Es un filme sobre el arrepentimiento y la culpa de un hombre que obró de forma cobarde y criminal; sobre su vivir expiatorio, distanciado y casi en soledad; sobre el trabajo y la oración constante a los que dedica su existencia; sobre su relación con sus compañeros monjes y con los seglares que vienen a visitarlo.

Pero también “Ostrov” nos recuerda y hace presente, al religioso excéntrico, que siempre se ha dado en el cristianismo desde antiguo y sobre todo en el cristianismo ortodoxo; un tipo de místico loco, de santo que hace gansadas, de ermitaño o anacoreta que da gritos, salta, canta o hace el payaso cuando menos te lo esperas, de profeta inculto o poco especulativo que practica una vida de extrema pobreza, de monje raro y mugriento que anda desaliñado, sin apenas lavarse, al margen de las normas sociales e incluso al margen de las normas de la Iglesia; pero que sin embargo posee dones como la capacidad de ver en el interior humano, de aconsejar con sabiduría, de pedir y ser atendido por lo Inefable, de exorcizar, de sanar, etc., que otros más correctos, ordenados, doctos, bien vestidos profesionales de la religión, no tienen.

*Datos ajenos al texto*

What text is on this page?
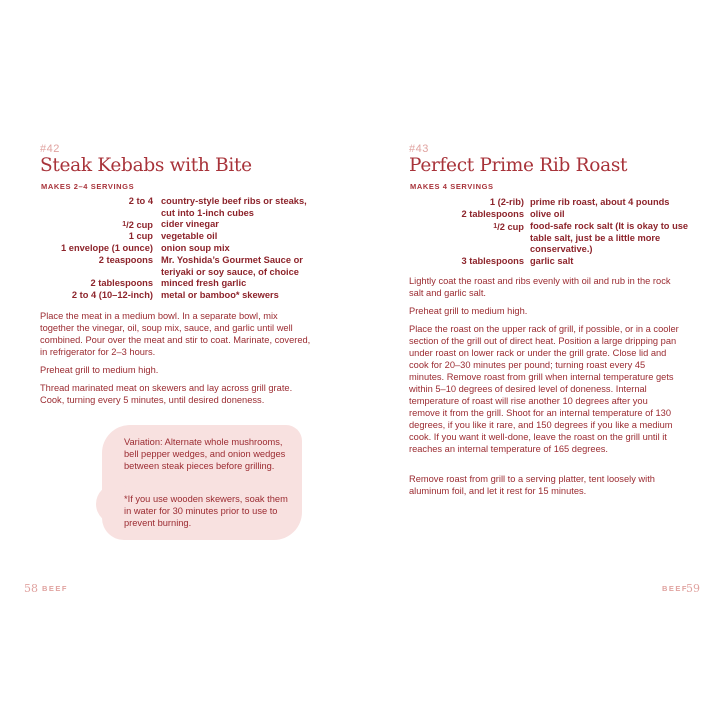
#42
Steak Kebabs with Bite
MAKES 2–4 SERVINGS
2 to 4 country-style beef ribs or steaks, cut into 1-inch cubes
$^1$/2 cup cider vinegar
1 cup vegetable oil
1 envelope (1 ounce) onion soup mix
2 teaspoons Mr. Yoshida’s Gourmet Sauce or teriyaki or soy sauce, of choice
2 tablespoons minced fresh garlic
2 to 4 (10–12-inch) metal or bamboo* skewers
Place the meat in a medium bowl. In a separate bowl, mix together the vinegar, oil, soup mix, sauce, and garlic until well combined. Pour over the meat and stir to coat. Marinate, covered, in refrigerator for 2–3 hours.
Preheat grill to medium high.
Thread marinated meat on skewers and lay across grill grate. Cook, turning every 5 minutes, until desired doneness.
Variation: Alternate whole mushrooms, bell pepper wedges, and onion wedges between steak pieces before grilling.
*If you use wooden skewers, soak them in water for 30 minutes prior to use to prevent burning.
58 BEEF
#43
Perfect Prime Rib Roast
MAKES 4 SERVINGS
1 (2-rib) prime rib roast, about 4 pounds
2 tablespoons olive oil
$^1$/2 cup food-safe rock salt (It is okay to use table salt, just be a little more conservative.)
3 tablespoons garlic salt
Lightly coat the roast and ribs evenly with oil and rub in the rock salt and garlic salt.
Preheat grill to medium high.
Place the roast on the upper rack of grill, if possible, or in a cooler section of the grill out of direct heat. Position a large dripping pan under roast on lower rack or under the grill grate. Close lid and cook for 20–30 minutes per pound; turning roast every 45 minutes. Remove roast from grill when internal temperature gets within 5–10 degrees of desired level of doneness. Internal temperature of roast will rise another 10 degrees after you remove it from the grill. Shoot for an internal temperature of 130 degrees, if you like it rare, and 150 degrees if you like a medium cook. If you want it well-done, leave the roast on the grill until it reaches an internal temperature of 165 degrees.
Remove roast from grill to a serving platter, tent loosely with aluminum foil, and let it rest for 15 minutes.
BEEF
59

Anatoly, vive en una comunidad de monjes ortodoxos, aunque apartado de sus compañeros, en una isla de las que abundan por la costa del Mar Blanco, —mar que en realidad es un golfo del Mar de Barents (en el océano Glacial Ártico), localizado en Rusia, entre la península de Kanín al Noreste, la comarca de Karelia al Oeste y la península de Kola al Norte—. La fama de santidad de Anatoly se ha extendido y la gente de las poblaciones cercanas en el continente peregrinan en barcas a pedir sus bendiciones, sus oraciones, sus sanaciones, sus consejos, etc., algo que incluso causa envidia en algún compañero y docto monje a quien la gente no acude para nada.

Anatoly lleva décadas como un pobrísimo y miserable monje, ora y trabaja desde el alba hasta la noche acarreando carbón, tratando de purgar un antiguo y grave pecado que cometió en su juventud. De hecho cuando vienen seglares buscando su bendición o dones espirituales, él evita ese halo de santidad que le adjudica la gente y suele hacerse pasar por otro monje, evitando darse importancia a sí mimo o caer en la vanidad de quien se nota admirado.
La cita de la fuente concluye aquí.